Mexico Succumbs to US Pressure, Deports Nearly 100 Members of Migrant Caravan
US border agents firing tear gas on migrants approaching the US border.
Mexican migration officials said that they had deported around 98 members of the migrant caravan who tried to cross the US border near Tijuana on November 25, Sunday. On that day, US border security rounded up hundreds of members of the caravan who were in the vicinity of the border gates near the Mexican town of Tijuana and used tear gas against them. U.S. authorities also shut down the country’s busiest border crossing at San Ysidro, California, for several hours on Sunday. According to reports, the US Border Security didn’t hesitate to use teargas even against women and children.
The deportation took place after US president Donald Trump pressurized Mexican authorities to ‘manage’ the situation. According to reports, Mexican authorities had also established a fence around the main shelter for migrants at the sports complex “Benito Juarez” which as of Sunday night housed some 5,600 migrants.
The migrants were among the nearly 7,000-strong caravan which began on October 13 from San Pedro Sula in Honduras. They reached Tijuana after travelling around 4,000 km. Many of the migrants left Honduras due to the horrible living conditions, persecution and lack of opportunity, especially after assumption of power by Juan Orlando Hernandez (JOH), and his subsequent illegal victory in the 2017 elections. JOH is strongly backed by the United States.
Even as the refugees have received widespread support and solidarity from across the world, Donald Trump and the US establishment have repeatedly threatened and abused them, claiming that the caravan is full of “criminals” and “unknown Middle Easterners.” Trump also alerted the US border patrol several times to stop the caravan from entering US.
The actions of the Mexican authorities in forcefully repelling asylum seekers, including women and children, drew widespread criticism.
The American Civil Liberties Union (ACLU), condemned the act by saying that “tear gassing children is outrageous and inhumane.” It said, “The migrants at our southern border include mothers and small children exercising their legal, human right to seek asylum.”

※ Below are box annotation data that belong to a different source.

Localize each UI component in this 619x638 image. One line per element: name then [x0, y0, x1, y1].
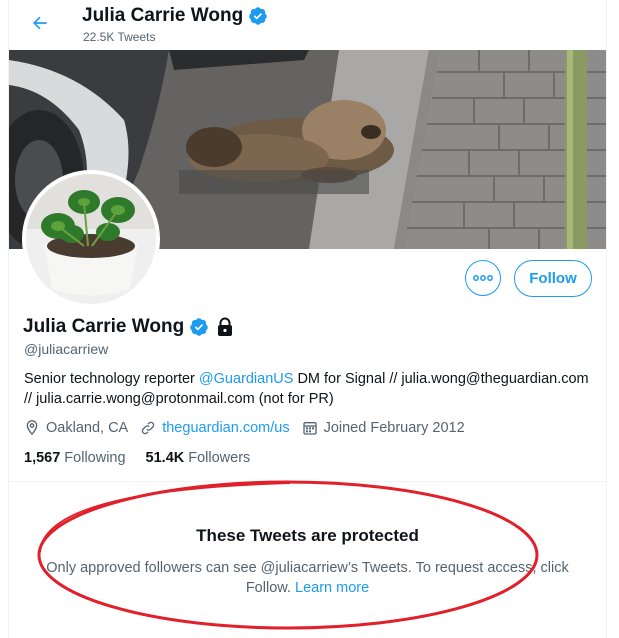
more-icon	[473, 275, 493, 281]
link-icon	[141, 421, 155, 434]
followers-link[interactable]: 51.4K Followers	[146, 450, 251, 466]
header-name-text: Julia Carrie Wong	[82, 5, 244, 26]
lock-icon	[218, 317, 233, 336]
followers-count: 51.4K	[145, 450, 185, 466]
joined-item: Joined February 2012	[302, 420, 465, 436]
back-button[interactable]	[25, 8, 55, 38]
following-count: 1,567	[24, 450, 61, 466]
following-link[interactable]: 1,567 Following	[24, 450, 126, 466]
location-item: Oakland, CA	[24, 419, 128, 436]
profile-handle: @juliacarriew	[24, 341, 109, 357]
profile-name-text: Julia Carrie Wong	[23, 316, 185, 337]
avatar-photo	[26, 174, 156, 304]
joined-text: Joined February 2012	[323, 419, 465, 436]
following-label: Following	[64, 450, 126, 466]
tweet-count: 22.5K Tweets	[83, 30, 156, 44]
location-icon	[26, 420, 38, 436]
website-link[interactable]: theguardian.com/us	[162, 420, 289, 436]
followers-label: Followers	[188, 450, 251, 466]
more-button[interactable]	[465, 260, 501, 296]
avatar[interactable]	[22, 170, 160, 308]
profile-header: Julia Carrie Wong 22.5K Tweets	[9, 0, 606, 50]
profile-bio: Senior technology reporter @GuardianUS D…	[24, 369, 594, 409]
follow-counts: 1,567 Following 51.4K Followers	[24, 450, 270, 466]
learn-more-link[interactable]: Learn more	[295, 580, 369, 596]
divider	[9, 481, 606, 482]
protected-title: These Tweets are protected	[196, 526, 419, 545]
profile-page: Julia Carrie Wong 22.5K Tweets Follow Ju…	[8, 0, 607, 638]
calendar-icon	[302, 421, 317, 435]
profile-meta: Oakland, CA theguardian.com/us Joined Fe…	[24, 419, 477, 436]
header-title: Julia Carrie Wong	[82, 5, 268, 27]
bio-mention-link[interactable]: @GuardianUS	[199, 371, 294, 387]
bio-prefix: Senior technology reporter	[24, 371, 199, 387]
verified-badge-icon	[249, 7, 267, 25]
protected-message: Only approved followers can see @juliaca…	[39, 558, 576, 598]
back-arrow-icon	[33, 16, 47, 30]
website-item: theguardian.com/us	[140, 420, 290, 436]
follow-button[interactable]: Follow	[514, 260, 592, 297]
verified-badge-icon	[190, 318, 208, 336]
profile-name: Julia Carrie Wong	[23, 316, 234, 338]
location-text: Oakland, CA	[46, 419, 129, 436]
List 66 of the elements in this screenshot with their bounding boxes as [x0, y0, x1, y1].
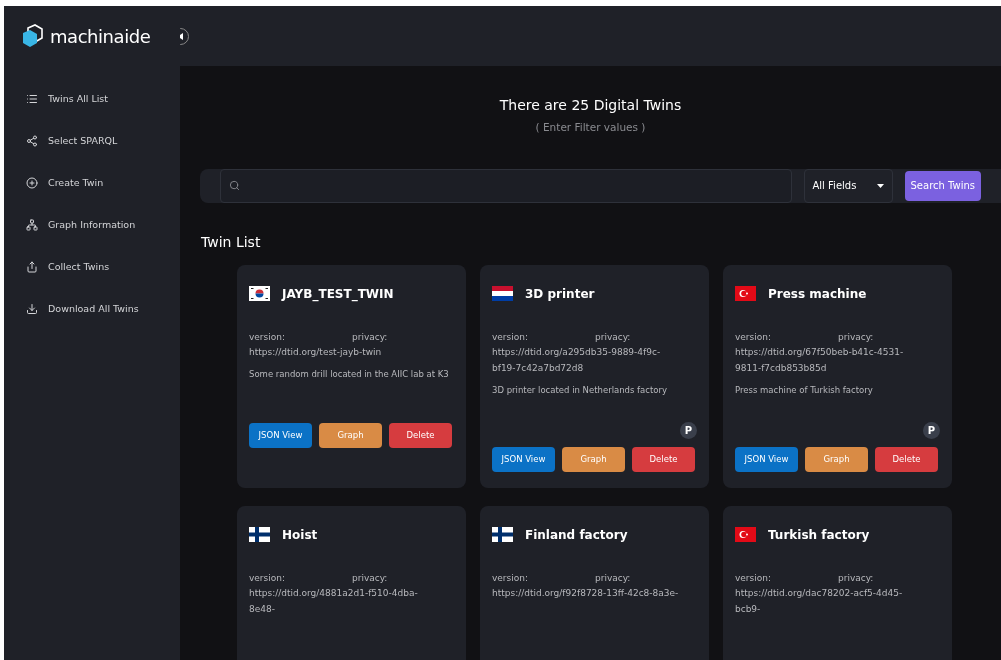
twin-description: Press machine of Turkish factory [735, 384, 874, 397]
version-label: version: [735, 330, 772, 344]
privacy-badge: P [680, 421, 697, 439]
graph-button[interactable]: Graph [562, 446, 625, 472]
logo-text: machinaide [50, 24, 151, 49]
privacy-badge: P [923, 421, 940, 439]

US Representative-elect and Democratic Socialist Alexandria Ocasio-Cortez tweeted “Asking to be considered a refugee & applying for status isn’t a crime”.
The National Network for Immigrant and Refugee Rights (NNIRR) said that with asylum seekers, including children, being choked by tear gas along the US border with Mexico, “a humanitarian crisis [had become] even more inhumane.” NNIRR emphasized the fact that both “U.S. and international laws say these migrants have the right to apply for asylum.”